How to Write Scroll-Stopping YouTube Hooks with ChatGPT
Use ChatGPT to generate and test the first 5 seconds of a video so viewers stop scrolling and stay past the intro.
The first five seconds decide whether someone watches your video or swipes away. A weak open kills retention no matter how good the rest is. This guide shows how to turn a vague idea into ten sharp hook options with ChatGPT, then pick the one that actually earns the watch.
What you need
- A ChatGPT account (the free tier works fine for this)
- A clear topic and target viewer for the video
- One sentence describing the payoff the viewer gets by watching
Step 1: Give ChatGPT the real context
Generic prompts produce generic hooks.
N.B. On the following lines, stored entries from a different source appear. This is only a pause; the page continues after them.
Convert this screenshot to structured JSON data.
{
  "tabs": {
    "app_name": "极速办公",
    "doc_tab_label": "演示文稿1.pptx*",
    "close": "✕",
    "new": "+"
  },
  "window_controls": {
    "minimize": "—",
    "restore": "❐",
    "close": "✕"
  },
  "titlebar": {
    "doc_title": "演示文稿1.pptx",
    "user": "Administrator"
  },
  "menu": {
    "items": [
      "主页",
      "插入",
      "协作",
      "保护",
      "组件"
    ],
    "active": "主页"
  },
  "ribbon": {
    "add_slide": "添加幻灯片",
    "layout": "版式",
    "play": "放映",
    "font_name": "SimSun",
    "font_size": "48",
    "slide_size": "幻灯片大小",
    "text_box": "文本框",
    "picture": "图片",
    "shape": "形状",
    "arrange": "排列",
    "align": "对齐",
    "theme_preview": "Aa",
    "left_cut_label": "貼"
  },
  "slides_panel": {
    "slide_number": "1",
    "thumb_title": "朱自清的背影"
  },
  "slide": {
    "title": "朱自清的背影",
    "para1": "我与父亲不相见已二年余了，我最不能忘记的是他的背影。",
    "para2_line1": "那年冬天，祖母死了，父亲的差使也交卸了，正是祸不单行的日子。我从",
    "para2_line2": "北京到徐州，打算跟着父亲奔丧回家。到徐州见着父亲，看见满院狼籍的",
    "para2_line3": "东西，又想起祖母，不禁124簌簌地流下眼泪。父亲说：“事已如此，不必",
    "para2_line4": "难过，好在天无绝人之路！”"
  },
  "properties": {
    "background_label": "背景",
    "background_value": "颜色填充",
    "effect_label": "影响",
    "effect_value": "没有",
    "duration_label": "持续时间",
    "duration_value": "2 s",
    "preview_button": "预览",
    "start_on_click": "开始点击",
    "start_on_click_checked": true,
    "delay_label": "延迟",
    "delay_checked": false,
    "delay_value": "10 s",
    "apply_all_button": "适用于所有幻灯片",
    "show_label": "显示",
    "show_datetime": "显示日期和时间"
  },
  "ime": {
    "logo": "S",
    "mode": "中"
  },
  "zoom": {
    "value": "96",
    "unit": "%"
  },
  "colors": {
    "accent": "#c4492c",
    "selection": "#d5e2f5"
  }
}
Tell ChatGPT exactly who the viewer is, what they already believe, and the single outcome of the video. The more specific the inputs, the less rewriting you do later.
You are a YouTube scriptwriter. Topic: "Cut your AWS bill in half".
Viewer: a solo founder paying ~$800/mo, slightly embarrassed they
don't understand their invoice. Payoff: 3 settings that cut cost
tonight with zero downtime.
Write 10 spoken hooks for the first 5 seconds. Each <=20 words.
Mix these angles: a bold claim, a mistake call-out, a curiosity gap,
and a "before/after" number. No clickbait you can't pay off.Step 2: Force variety with angle labels
Ask the model to label each hook with its angle (claim, mistake, curiosity, number). Labels stop it from giving you ten versions of the same sentence and make it obvious which emotional lever each option pulls.
Step 3: Pressure-test the top three
Pick your three favourites and ask ChatGPT to argue against each one: where does it overpromise, where is it confusing, and what would make a tired viewer keep scrolling. Rewrite based on the honest critique, not the first draft.
For each of hooks 1, 3, and 7, list:
- the exact moment a viewer might lose trust
- one weaker word to cut
- a tighter rewrite under 16 wordsResult
In about ten minutes you go from a blank page to three tested hook variants. Record at least two, publish one, and watch the 30-second retention graph in YouTube Studio. If it dips below 60 percent, swap the open and re-upload as a new short or note it for the next video.